Ananda, the first discipline of the Buddha, asked him, ‘‘Lord, is the contemplation of the Beautiful half of the holy life?’’ The Buddha replied, ‘‘No, Ananda, it is the whole of the holy life — contemplation of the Beautiful, meditating on the Beautiful’’. Thus, Beauty and Beatitude merge with the Beautiful One to form one whole, where the duality of the subject and the object dissolves into the consciousness of the Beautiful.
In Bertolt Brecht’s play on Galileo, one character makes the telling remark that it is the consciousness of beauty that leads Galileo to the search for truth. Thus, the search for the Beautiful is also the search for Truth, so that the aesthetic and spiritual experiencing of Beauty and beatitude gains moral meaning and sanction when it unites with the search for Truth. So that ‘‘Beauty is Truth, Truth Beauty’’, as Keats summed up so succinctly.
The Radha-Krishna lila as expressed in Jaidev’s ‘Gita Govinda’ or in medieval Bhakti poetry also affirms this. It is a poetic and spiritual metaphor which conveys the soul’s longing to unite with its God who is the Ultimate Reality.

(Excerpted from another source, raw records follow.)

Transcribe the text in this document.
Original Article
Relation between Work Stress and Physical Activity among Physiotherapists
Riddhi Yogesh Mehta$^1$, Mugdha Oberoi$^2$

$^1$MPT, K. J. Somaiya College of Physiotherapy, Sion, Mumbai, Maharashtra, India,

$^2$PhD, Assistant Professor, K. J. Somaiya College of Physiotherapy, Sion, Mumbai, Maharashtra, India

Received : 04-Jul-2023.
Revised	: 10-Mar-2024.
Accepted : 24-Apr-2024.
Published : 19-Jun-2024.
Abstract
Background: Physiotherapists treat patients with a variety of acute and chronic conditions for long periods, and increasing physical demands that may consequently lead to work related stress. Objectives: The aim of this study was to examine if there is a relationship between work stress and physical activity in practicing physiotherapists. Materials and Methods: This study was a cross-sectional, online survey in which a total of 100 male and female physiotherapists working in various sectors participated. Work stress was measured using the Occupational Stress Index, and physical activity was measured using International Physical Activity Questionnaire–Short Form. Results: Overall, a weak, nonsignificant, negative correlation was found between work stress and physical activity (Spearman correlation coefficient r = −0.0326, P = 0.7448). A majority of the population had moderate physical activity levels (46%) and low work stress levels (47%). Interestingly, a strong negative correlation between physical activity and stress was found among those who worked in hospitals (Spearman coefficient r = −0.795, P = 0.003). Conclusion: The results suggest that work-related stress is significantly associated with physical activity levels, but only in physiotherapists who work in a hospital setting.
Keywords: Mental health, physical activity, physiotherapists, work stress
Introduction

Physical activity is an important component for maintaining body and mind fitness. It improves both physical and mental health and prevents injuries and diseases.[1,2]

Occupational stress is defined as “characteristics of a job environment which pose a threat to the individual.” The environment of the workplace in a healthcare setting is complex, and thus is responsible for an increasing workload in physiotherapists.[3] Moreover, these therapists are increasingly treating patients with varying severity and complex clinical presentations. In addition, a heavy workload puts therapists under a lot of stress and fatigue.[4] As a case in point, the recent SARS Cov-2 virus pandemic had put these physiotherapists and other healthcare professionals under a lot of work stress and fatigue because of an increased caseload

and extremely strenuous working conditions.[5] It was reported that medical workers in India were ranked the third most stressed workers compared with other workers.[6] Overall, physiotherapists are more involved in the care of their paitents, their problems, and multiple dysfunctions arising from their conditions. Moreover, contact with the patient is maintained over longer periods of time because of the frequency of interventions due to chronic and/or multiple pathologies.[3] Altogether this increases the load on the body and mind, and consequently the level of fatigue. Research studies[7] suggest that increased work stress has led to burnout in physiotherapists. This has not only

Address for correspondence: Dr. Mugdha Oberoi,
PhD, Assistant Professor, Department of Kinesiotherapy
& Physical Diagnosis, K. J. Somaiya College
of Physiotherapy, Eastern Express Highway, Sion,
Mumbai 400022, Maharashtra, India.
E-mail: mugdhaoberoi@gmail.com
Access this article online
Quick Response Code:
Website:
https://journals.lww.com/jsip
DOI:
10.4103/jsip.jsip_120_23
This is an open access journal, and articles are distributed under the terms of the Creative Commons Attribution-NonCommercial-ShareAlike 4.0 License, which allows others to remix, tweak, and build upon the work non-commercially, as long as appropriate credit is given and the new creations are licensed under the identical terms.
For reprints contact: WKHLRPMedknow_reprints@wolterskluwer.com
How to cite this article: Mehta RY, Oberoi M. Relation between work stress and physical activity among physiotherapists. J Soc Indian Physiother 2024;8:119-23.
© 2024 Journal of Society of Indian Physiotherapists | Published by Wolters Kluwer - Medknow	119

This very idea of beatitude and longing to unite with the Beautiful One is expressed in the spiritual poems of St. John of the Cross who conveys the idea through the metaphor of the Bride waiting in the darkness of the night for her Bridegroom to come and consummate their love. The fear of not being able to unite with the lover is combined with the joy of the impending union which gives these spiritual poems their depth, poignancy and moral meaning. Rabindranath Tagore had also sung, ‘‘O, Sundaro, O Sundaro’’ (O the Beautiful One, the Beautiful One!’’).
Modern man has lost this consciousness of the Beautiful. He has lost or rather decimated this inner consciousness of Beauty by his constant hankering after wealth and power, not realising that true power is the moral power that one gains through one’s pursuit of Truth which is also the quest for Beauty.
Thus, his inner loss of beauty has led to the creation of an ugly world that is chaotic and meaningless. If he had retained his consciousness of beauty, he would have created a beautiful world, where inner beauty would be expressed in outer manifestations of constructed reality.
Modern man is bound within the narrow limits of a finite world although both science and spirituality speak of a world that extends to infinity. Modern man should leave his narrow concerns and strive to touch this infinite in him.